TrinoCatalog CRD with discovery ConfigMaps from same namespace

Here all references to discovery ConfigMaps such as HDFS or Hive only are a string that contains the name of the ConfigMap. The ConfigMap must reside in the same namespace as the TrinoCatalog object

---
# Pseudo code!
TrinoCatalog
metadata:
    name: trino-catalog
    namespace: default
spec:
    hive:
        metastore: # mandatory
            configMap: my-hive-metastore
        s3: # S3ConnectionDef, optional
            inline:
                host: minio
            # OR
            reference: my-minio-connection
        hdfs: # optional
            configMap: my-hdfs # will provide hdfs-site.xml
            impersonation: true # optional, defaults to false
            # there is no kerberos or wireEncryption attribute, as the information about kerberos comes from the discovery configmap
    # OR
    iceberg: {} # Attributes need to be defined later on when we support iceberg
    # OR
    postgresql: {} # Attributes need to be defined later on when we support postgresql
    # OR [...]

Looking at the example of hdfs the hdfs discovery ConfigMap will be created by the hdfs-operator. That can be the case because we are running in the same namespace as hdfs or we place a HdfsDirectory object into the Trino namespace. The hdfs-operator then detects the HdfsDirectory object and places a discovery ConfigMap into the Trino namespace. (This is similar to the way ZooKeeper’s ZNodes currently work)
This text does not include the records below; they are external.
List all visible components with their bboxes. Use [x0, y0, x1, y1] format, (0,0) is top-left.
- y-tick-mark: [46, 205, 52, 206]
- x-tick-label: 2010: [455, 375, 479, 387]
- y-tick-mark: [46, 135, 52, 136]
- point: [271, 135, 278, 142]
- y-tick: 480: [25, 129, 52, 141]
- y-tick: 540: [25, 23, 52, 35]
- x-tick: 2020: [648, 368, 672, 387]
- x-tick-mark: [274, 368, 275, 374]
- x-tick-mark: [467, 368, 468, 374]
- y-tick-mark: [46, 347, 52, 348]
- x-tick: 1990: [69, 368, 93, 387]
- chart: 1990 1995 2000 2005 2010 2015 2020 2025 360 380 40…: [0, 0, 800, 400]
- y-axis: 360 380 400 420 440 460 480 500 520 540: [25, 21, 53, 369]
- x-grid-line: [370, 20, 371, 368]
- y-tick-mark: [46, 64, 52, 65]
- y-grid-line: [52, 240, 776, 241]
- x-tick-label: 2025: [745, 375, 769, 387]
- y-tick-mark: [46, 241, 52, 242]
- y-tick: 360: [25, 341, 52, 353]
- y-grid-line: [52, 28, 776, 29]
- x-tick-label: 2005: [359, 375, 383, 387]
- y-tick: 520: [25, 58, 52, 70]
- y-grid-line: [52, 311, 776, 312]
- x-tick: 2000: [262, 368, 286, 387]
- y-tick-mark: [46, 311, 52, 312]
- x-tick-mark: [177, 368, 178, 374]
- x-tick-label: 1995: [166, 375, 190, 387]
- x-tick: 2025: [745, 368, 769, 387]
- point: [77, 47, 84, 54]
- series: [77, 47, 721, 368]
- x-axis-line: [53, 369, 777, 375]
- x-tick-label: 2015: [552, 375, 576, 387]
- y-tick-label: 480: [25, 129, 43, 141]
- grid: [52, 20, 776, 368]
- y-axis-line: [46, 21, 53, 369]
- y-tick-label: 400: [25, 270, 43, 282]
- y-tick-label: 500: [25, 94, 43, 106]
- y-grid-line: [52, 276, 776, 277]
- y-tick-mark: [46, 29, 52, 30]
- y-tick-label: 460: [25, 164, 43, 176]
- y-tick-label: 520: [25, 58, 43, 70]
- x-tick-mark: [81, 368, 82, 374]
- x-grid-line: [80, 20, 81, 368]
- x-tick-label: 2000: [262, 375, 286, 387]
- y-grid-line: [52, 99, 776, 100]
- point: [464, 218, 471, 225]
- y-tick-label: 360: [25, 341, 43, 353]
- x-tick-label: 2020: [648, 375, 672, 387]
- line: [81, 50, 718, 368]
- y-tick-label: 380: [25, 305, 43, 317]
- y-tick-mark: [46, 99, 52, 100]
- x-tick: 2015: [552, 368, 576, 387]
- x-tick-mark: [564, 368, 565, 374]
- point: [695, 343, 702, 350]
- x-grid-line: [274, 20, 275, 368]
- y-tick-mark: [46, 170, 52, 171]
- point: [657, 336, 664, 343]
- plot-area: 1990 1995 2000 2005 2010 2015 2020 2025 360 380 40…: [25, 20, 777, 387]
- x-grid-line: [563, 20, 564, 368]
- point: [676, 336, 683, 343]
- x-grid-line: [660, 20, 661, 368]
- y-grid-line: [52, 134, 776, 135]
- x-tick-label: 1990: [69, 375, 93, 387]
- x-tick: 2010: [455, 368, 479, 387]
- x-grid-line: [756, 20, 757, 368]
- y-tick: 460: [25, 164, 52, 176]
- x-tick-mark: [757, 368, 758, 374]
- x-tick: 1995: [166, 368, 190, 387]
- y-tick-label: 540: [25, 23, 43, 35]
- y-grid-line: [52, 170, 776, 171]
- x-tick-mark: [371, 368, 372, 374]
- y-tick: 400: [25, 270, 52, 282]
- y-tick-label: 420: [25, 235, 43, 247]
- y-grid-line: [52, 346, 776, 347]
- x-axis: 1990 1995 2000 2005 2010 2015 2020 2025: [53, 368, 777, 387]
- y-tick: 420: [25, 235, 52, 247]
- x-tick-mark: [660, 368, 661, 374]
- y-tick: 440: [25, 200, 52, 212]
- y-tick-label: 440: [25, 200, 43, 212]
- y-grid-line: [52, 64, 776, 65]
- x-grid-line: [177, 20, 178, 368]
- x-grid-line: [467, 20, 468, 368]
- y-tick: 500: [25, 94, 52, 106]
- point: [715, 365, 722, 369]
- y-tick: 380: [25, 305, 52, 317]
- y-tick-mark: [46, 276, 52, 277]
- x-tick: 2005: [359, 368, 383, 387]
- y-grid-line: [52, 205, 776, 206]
Good, because it’s simple and we don’t have to worry about cross-namespace access
Bad, because it prohibits the usage of an HDFS in a different namespace than the TrinoCatalog namespace. This can be solved by letting the hdfs-operator put the same discovery configmap into multiple namespaces (including the one with the TrinoCatalog)

TrinoCatalog CRD with discovery ConfigMaps from potentially other namespaces

Here all references to discovery ConfigMaps such as HDFS or Hive are a tuple of the name and the namespace of the ConfigMap. The namespace is optional, if not provided the same namespace from the TrinoCatalog will be used. The ConfigMap can reside in a different namespace as the TrinoCatalog object

---
# Pseudo code!
TrinoCatalog
metadata:
    name: trino-catalog
    namespace: default
spec:
    hive:
        metastore: # mandatory
            configMap:
                name: my-hive-metastore
                namespace: default # optional
        s3: # S3ConnectionDef, optional
            inline:
                host: minio
            # OR
            reference:
                name: my-minio-connection
                namespace: default # optional
        hdfs: # optional
            configMap: # will provide hdfs-site.xml
                name: my-hdfs
                namespace: default # optional
            impersonation: true # optional, defaults to false
            # there is no kerberos or wireEncryption attribute, as the information about kerberos comes from the discovery configmap
    # OR
    iceberg: {} # Attributes need to be defined later on when we support iceberg
    # OR
    postgresql: {} # Attributes need to be defined later on when we support postgresql
    # OR [...]

Good, because it allows easy cross-namespace access
Bad, because it’s more complicated
Bad, because we can’t simply mount the ConfigMap (e.g. with hdfs-site.xml) but instead somehow need to "transfer" it between different namespaces and watch the original ConfigMap.